Polityczna wrogość elit coraz częściej przenosi się do naszych domów, zakładów pracy i grona znajomych. To też jest zgodne z zamysłem Kaczyńskiego. Twardy elektorat własnej partii łatwiej zbudować w atmosferze wrogości wobec przeciwników politycznych. Procesowi integracji prawicy przysłużył się Donald Tusk, słowami o „moherowych beretach”. Jakiż błąd robią politycy, którzy w imię obrony demokracji milczą o licznych przewinach rządzącej przez osiem lat Platformy Obywatelskiej i Polskiego Stronnictwa Ludowego.
Rozmowa
Jeśli chcemy pokrzyżować plany Jarosława Kaczyńskiego – rozmawiajmy. Nie tylko z tymi, z którymi się zgadzamy. I których poglądy podzielamy. Przekonywać przekonanych – to strata czasu.

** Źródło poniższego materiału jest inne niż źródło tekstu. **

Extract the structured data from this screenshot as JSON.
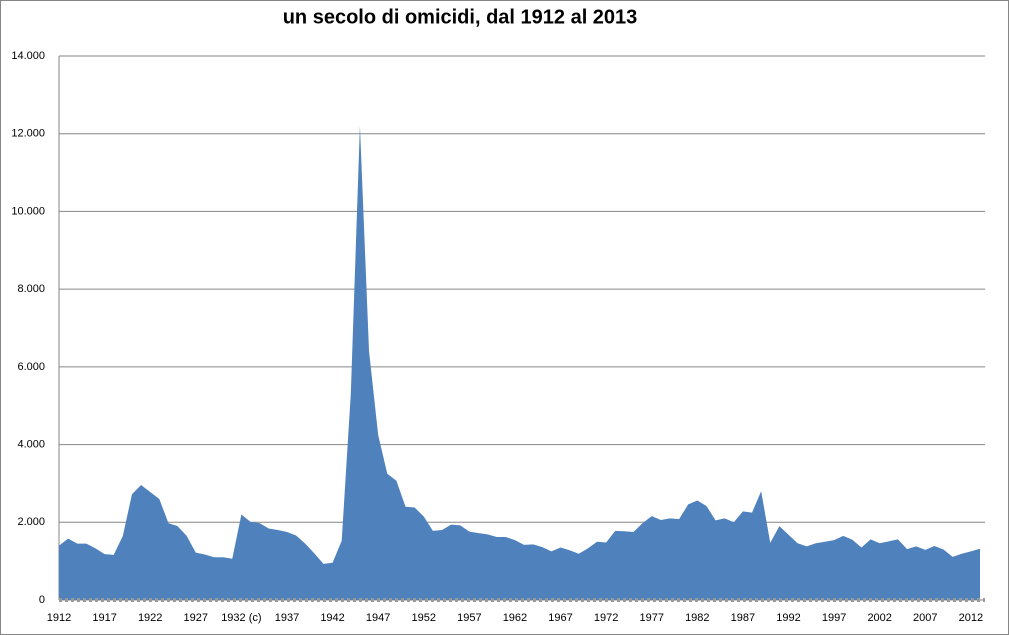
{
  "chart_data": {
    "type": "area",
    "title": "un secolo di omicidi, dal 1912 al 2013",
    "categories": [
      "1912",
      null,
      null,
      null,
      null,
      "1917",
      null,
      null,
      null,
      null,
      "1922",
      null,
      null,
      null,
      null,
      "1927",
      null,
      null,
      null,
      null,
      "1932 (c)",
      null,
      null,
      null,
      null,
      "1937",
      null,
      null,
      null,
      null,
      "1942",
      null,
      null,
      null,
      null,
      "1947",
      null,
      null,
      null,
      null,
      "1952",
      null,
      null,
      null,
      null,
      "1957",
      null,
      null,
      null,
      null,
      "1962",
      null,
      null,
      null,
      null,
      "1967",
      null,
      null,
      null,
      null,
      "1972",
      null,
      null,
      null,
      null,
      "1977",
      null,
      null,
      null,
      null,
      "1982",
      null,
      null,
      null,
      null,
      "1987",
      null,
      null,
      null,
      null,
      "1992",
      null,
      null,
      null,
      null,
      "1997",
      null,
      null,
      null,
      null,
      "2002",
      null,
      null,
      null,
      null,
      "2007",
      null,
      null,
      null,
      null,
      "2012",
      null
    ],
    "values": [
      1400,
      1580,
      1450,
      1450,
      1330,
      1180,
      1160,
      1650,
      2720,
      2960,
      2780,
      2600,
      1980,
      1900,
      1650,
      1220,
      1170,
      1100,
      1100,
      1060,
      2200,
      2010,
      1980,
      1840,
      1800,
      1750,
      1660,
      1450,
      1200,
      930,
      960,
      1520,
      5300,
      12200,
      6400,
      4250,
      3250,
      3070,
      2400,
      2380,
      2150,
      1780,
      1800,
      1940,
      1920,
      1760,
      1720,
      1690,
      1620,
      1620,
      1540,
      1420,
      1430,
      1360,
      1250,
      1350,
      1280,
      1190,
      1330,
      1500,
      1480,
      1780,
      1770,
      1750,
      1980,
      2160,
      2060,
      2100,
      2080,
      2460,
      2560,
      2420,
      2050,
      2100,
      2000,
      2280,
      2250,
      2800,
      1470,
      1900,
      1680,
      1460,
      1380,
      1460,
      1500,
      1540,
      1650,
      1550,
      1350,
      1560,
      1460,
      1510,
      1560,
      1310,
      1380,
      1290,
      1390,
      1300,
      1110,
      1190,
      1250,
      1320
    ],
    "color": "#4f81bd",
    "ylim": [
      0,
      14000
    ],
    "yticks": [
      0,
      {
        "value": 2000,
        "label": "2.000"
      },
      {
        "value": 4000,
        "label": "4.000"
      },
      {
        "value": 6000,
        "label": "6.000"
      },
      {
        "value": 8000,
        "label": "8.000"
      },
      {
        "value": 10000,
        "label": "10.000"
      },
      {
        "value": 12000,
        "label": "12.000"
      },
      {
        "value": 14000,
        "label": "14.000"
      }
    ],
    "grid": true
  }
}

Podczas rozpoczynających się świąt będzie wiele okazji. Gdy po dwóch stronach stołu zasiądą biesiadnicy patrzący na dzisiejszą Polskę i jej przyszłość zupełnie odmiennie. Od euforii – po rozpacz. Niekiedy wielką sztuką będzie powstrzymanie się od obelg. Trudnością – nawiązanie rzeczowej rozmowy. Wiem o tym.
Dlatego przygotowałem tę ściągawkę. Co PiS zrobił dobrze? Może od tego zacząć, gdy po drugiej stronie wigilijnego stołu zasiądzie znienawidzony krewny. Okrzyknięty przez rodzinę „pisiorem”. Jeśli w niektórych sprawach przyznamy mu rację, może i on wysłucha ze zrozumieniem naszych racji. Racji Europy, która właśnie potwierdziła ryzyko poważnego naruszania przez Polskę zasad demokratycznego państwa. Warto o tym rozmawiać!
Wielu rozmów – o polityce, o Polsce, o tym, co nas czeka – życzę moim czytelnikom podczas świątecznych spotkań.